The Bush administration
also believed China could and should be integrated into its international
‘system of shared interests and values’. A core but shaky pillar underlying
this premonition was the belief that ‘prosperity will lead inexorably to
demands by Chinese citizens for greater inclusion in their political system’. Haass called for China to move towards political liberalisation and openness, but the coming years showed
that the US was willing to leave that up to the Party’s discretion. Haass, for his part, was emphatically opposed to
competition with China.2
Picture of Zheng Bijian with
Former U.S. President George Bush:
The MSS Collaborators
Zheng and his MSS
collaborators arrived that December as the first high-level delegates to study Haass’s proposal on the ground. Was this a ploy to distract
and undermine China, or could the Party embrace the benefits of US partnership
while dallying on the question of human rights and political change? For the
MSS, this was an opportunity to analyse the situation
in America as it honed and revised its influence operations, seeking to avert
attention from signs of the Party’s growing misdeeds and ambition.
They couldn’t have
gathered a better focus group to investigate and test their lines on as they
crafted what became the ‘theory of China’s peaceful rise’. The delegation
visited senior congresspeople and officials from the departments of state and
commerce. Half a dozen retired officials who continued to shape foreign policy
discussions, including Henry Kissinger and Brent Scowcroft, weren’t forgotten
either.
Condoleezza Rice and
Bush’s chief of staff were key parts of the agenda. The China Reform Forum team
sat down with Bush’s young national security advisor, effectively Bush’s top
foreign policy advisor alongside the secretary of state. According to the
Chinese side’s rather condescending account, Zheng and Rice got off to a cold
start. ‘Your qualifications aren’t enough to be the US national security
advisor,’ Zheng said. ‘You don’t understand China because you’ve never been to
China.’ Rice had in fact visited China before, but Zheng pressed the point. He
quizzed her on the essence of the Chinese Communist Party and laughed when she
claimed it was the ‘three represents’, Jiang Zemin’s recently introduced policy
emphasising the importance of the business sector.
Zheng left Rice with
three gifts. First was volume three of the Selected Works of Deng Xiaoping,
which covers most of the 1980s (‘to tell her that our internal and external
policies aren’t tricks, that they’re open’). Second were the memoirs of Pu Yi,
China’s last emperor who was detained and re-educated as a gardener by the CCP
(to show China’s history of anti-imperialism, class struggle and humanism).

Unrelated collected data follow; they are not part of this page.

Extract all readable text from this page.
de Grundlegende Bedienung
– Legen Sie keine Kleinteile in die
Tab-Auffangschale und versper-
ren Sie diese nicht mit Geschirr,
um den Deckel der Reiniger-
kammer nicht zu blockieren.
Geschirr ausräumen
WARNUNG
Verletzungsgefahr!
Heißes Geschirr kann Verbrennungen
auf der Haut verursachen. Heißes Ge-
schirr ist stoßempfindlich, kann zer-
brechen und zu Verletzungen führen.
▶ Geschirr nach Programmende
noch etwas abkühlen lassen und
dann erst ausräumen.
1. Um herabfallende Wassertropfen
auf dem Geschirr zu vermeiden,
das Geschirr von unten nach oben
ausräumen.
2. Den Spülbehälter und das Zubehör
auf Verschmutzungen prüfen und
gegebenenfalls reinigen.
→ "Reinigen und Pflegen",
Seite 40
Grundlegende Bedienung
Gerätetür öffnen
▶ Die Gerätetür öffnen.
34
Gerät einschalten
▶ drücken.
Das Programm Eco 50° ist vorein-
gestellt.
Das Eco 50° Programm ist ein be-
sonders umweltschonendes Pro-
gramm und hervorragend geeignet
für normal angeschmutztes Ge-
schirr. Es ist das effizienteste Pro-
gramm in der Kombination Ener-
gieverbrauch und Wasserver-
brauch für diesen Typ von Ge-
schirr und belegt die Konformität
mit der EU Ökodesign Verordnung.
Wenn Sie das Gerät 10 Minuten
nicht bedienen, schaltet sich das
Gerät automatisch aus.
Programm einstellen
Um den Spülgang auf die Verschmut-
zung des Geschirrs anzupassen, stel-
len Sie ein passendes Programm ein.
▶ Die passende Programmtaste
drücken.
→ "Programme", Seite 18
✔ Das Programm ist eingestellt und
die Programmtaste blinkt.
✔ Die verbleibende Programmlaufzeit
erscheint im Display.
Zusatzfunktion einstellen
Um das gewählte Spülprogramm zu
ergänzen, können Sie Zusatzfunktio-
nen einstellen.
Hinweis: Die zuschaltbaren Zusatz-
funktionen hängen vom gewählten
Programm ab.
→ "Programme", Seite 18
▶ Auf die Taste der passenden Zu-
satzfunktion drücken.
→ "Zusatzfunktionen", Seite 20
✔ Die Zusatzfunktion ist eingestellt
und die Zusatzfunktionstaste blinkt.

Finally, he gave Rice, an accomplished pianist, a copy of the Yellow River
Piano Concerto, hoping that the score would somehow showcase China’s ‘vibrant
culture and deep history’.
Zheng described how
his American counterparts often expressed concerns that China was on an
inexorable path to conflict with the United States, that it ‘will inevitably
become a potential threat to the United States. He rejoined that China would
forge a peaceful and groundbreaking path to development, relying on socialism
with Chinese characteristics. Spicing up the novelty of his approach, Zheng
said that his American interlocutors remarked they’d never considered the idea
before and told him it was ‘very deep’. He claimed that America’s foreign
policy giants – Kissinger, Brzezinski, and Scowcroft – were all swayed by and
in agreement with Zheng’s proposal. All he requested to take the idea further
was approval to focus research efforts on ‘peaceful rise’ and access to
platforms where he could promote it to international audiences, which is where
the Bo’ao Forum for Asia fits in.
More than anyone
else, Chinese scholars aimed at Zheng’s theory. Two professors from Beijing’s
Renmin University summarised the main critiques,
which centered on how the ‘Taiwan issue’ and America’s attitude towards China
undermine the idea that China can rise peacefully. For one, China’s Taiwan
policy officially reserves the right to use armed force to conquer Taiwan,
though dressed up in defensive language. The peaceful rise concept cannot limit
this ‘sacred right.’ Second goes the critique, America will try to constrain
China’s peaceful development. Both countries had their share of folks who
believed some sort of confrontation was inevitable.
Zheng Bijian Meets With
Former U.S. Secretary Of State Henry Kissinger:
The peaceful rise theory
‘always had a kind of half threat’, an American China scholar who heard Zheng
speak recalled. ‘It was like, “China will rise peacefully unless …”
The theory’s
challenges and contradictions allow ill-informed observers to interpret it
differently and map it to their aspirations for China. This flexibility allowed
‘peaceful rise’ to catch on as an unfalsifiable cultural meme that could be
conveniently adjusted and elaborated on. It took on a life of its own,
outlasting its official endorsement.
Yet Zheng's global
influence is undeniable. No less than Henry Kissinger, the giant of American
foreign policy who was central to opening US-China relations, praised Zheng in
his bestselling 2011 book On China. Kissinger, one of Zheng’s frequent interlocutors,
elevated the peaceful rise narrative to a statement of Chinese government
intentions. The fact that Zheng’s proposal dropped out of official usage as
quickly as it appeared, and for that matter, was never about policy anyway,
gets left out.4
More so than any
other Chinese think tank, the MSS’s China Reform Forum could lure in foreign
friends from the highest levels of politics and government. While its promises
of ‘peaceful rise’ proved to be a lie. Yet a spectacular new landscape unfolded
before the MSS once it learned to wield these powers. It could now orchestrate
more closed-door discussions (like and deals with world-class foreign
scholars and policymakers. These private meetings opened up new possibilities
for influence operations, the kind China’s spies once only dreamt of.
1. The Foreign
Ministry’s Li Zhaoxing and General Wang Zaixi of the Taiwan Affairs Office were also named as
members of the group, although apparently with lower status. James Kynge, ‘Apparatchik who may raise the party’s clout’,
Financial Times, 15 March 2002.
2. Richard H. Haass, ‘China and the future of US-China relations’, US
Department of State, 5 December 2002,
web.archive.org/web/20090205172433/https://2001-2009.state.gov/s/p/rem/15687.htm
3. China Reform Forum
[website homepage], archived 8 June 2003,
web.archive.org/web/20030608230032/www.crf.org.cn/index.htm
4. Henry Kissinger,
On China, Penguin Books, New York, 2011, p. 449.